Le dernier rapport sur le commerce et les investissements américains en Afrique subsaharienne, soumis au Congrès en avril 2008, qui porte sur les résultats obtenus jusqu’en 2007, présente des données très encourageantes. Les importations américaines en provenance de l’Afrique subsaharienne ont triplé pour atteindre près de 70 milliards de dollar. Dans ce cadre, les importations des Etats-Unis sous le régime de l’AGOA (plus de 98% du montant total de ses achats aux pays éligibles) ont, à elle seules, atteint 51,1 milliards de dollars en 2007, soit six fois plus que leur montant de 2001, année de la pleine entrée en vigueur de la loi américaine. Les exportations minières extractives comme le pétrole sont la raison de ce boum des importations américaines. Le pétrole brut représente 93% de ses achats africains sous le régime de l’AGOA. Les autres produits agricoles, industriels et artisanaux n’y comptent que de manière résiduelle, pour 3,4 milliards de dollars. L’AGOA n’a profité réellement qu’à un nombre restreint de pays exportateurs de pétrole, le Nigeria, le Gabon, l’Angola, la Guinée équatoriale, le Congo, le Tchad, le Cameroun. L’Afrique du Sud y tirent quelques avantages à travers ses exportations de platine, de diamant, de produits ferreux, de véhicules et de pièces détachées, de convertisseurs catalytiques, d’agrumes, de vin, de textile, etc. Il en est également ainsi, mais dans une moindre mesure, pour l’Ouganda, le Lesotho, le Botswana, le Kenya (textile), Madagascar (habillement et vanille), le Ghana (artisanat) ou la Namibie (raisin) avec, à la clé, la génération d’assez nombreux emplois.

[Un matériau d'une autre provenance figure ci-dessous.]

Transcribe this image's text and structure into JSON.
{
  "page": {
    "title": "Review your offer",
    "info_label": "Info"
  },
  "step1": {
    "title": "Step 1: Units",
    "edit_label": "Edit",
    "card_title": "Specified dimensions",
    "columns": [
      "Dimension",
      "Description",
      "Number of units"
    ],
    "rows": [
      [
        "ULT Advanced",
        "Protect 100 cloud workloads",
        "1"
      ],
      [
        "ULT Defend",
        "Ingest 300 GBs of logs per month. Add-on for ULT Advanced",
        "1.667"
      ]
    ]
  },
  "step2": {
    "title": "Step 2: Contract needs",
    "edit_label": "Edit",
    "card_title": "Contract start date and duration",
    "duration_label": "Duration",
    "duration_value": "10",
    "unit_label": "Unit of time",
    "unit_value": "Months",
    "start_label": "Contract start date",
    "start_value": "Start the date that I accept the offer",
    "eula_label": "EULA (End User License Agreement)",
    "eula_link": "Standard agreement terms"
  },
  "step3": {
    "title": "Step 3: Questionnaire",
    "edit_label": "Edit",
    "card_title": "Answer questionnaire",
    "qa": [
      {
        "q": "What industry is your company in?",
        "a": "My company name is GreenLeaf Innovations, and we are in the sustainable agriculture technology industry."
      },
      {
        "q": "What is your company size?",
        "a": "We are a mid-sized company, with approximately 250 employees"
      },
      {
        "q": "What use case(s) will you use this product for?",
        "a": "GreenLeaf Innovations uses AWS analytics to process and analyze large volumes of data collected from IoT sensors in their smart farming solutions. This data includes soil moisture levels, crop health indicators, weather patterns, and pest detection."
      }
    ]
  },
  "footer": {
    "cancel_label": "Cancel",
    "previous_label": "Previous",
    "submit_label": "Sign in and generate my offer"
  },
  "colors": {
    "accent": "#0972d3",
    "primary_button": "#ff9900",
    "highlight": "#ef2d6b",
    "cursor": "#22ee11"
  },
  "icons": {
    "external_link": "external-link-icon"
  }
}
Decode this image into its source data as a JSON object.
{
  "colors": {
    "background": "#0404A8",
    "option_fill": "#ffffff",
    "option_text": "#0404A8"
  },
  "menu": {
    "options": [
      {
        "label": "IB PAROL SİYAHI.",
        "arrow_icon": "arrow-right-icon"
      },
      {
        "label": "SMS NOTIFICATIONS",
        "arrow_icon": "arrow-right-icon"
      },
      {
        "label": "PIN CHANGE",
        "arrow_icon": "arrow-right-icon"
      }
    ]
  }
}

Dans ces pays, comme dans le plus grand nombre qui ne profite pas des opportunités d’exportation ouvertes par l’AGOA, les entreprises en rade sont généralement petites ou informelles ; elles travaillent en ordre dispersé, sans la stratégie, ni les moyens financiers pour aller conquérir des débouchés extérieurs. Il s’y ajoute que même les plus grandes entreprises se heurtent, à l’entrée du marché américain, à des barrières non tarifaires liées à la rigueur des exigences sanitaires et phytosanitaires dont les exportateurs africains n’ont pas la maîtrise. Un exemple, des tonnes de T-shirts produits avec du tissus fabriqué au Cameroun ont du être retournés, parce qu’il manquait des indications sur la quantité de polyester, le mode idéal de lavage, etc…
Les subventions américaines, continuent également, à contre-courant de l’AGOA, de freiner la dynamique productive et exportatrice de bien des secteurs économiques africains liés à l’agriculture, la filière cotonnière et textile notamment. De même, l’AGOA est loin d’avoir stimulé les investissements américains en Afrique subsaharienne, alors que ce sont les investissements étrangers directs qui manquent le plus à cette partie du continent pour son développement. Au total, les effets de l’AGOA restent mitigés. L’ouverture plus large du marché américain aux exportations africaines que cela suppose, pourrait être dommageable à son engagement de créer massivement des emplois pour ses compatriotes, à faire davantage produire et consommer prioritairement américain. L’économie américaine risque d’être encore plus protectionniste, dans sa quête actuelle de sortie de la récession.
Quoi qu’il en soit, les régimes commerciaux préférentiels qui subsistent encore seront éliminés inéluctablement, conformément aux nouvelles règles du commerce international. Dans les années à venir, les échanges internationaux ne se feront plus que sur la base de la symétrie et de la réciprocité des avantages consentis, à l’image du projet d’Accord de partenariat économique et de libre-échange, actuellement au centre d’âpres négociations entre l’Union européenne et les pays ACP. L’AGOA, qui expire en 2015, ne sera sans doute pas renouvelé, pas tel quel en tous cas. Les pays africains doivent s’y préparer, très rapidement.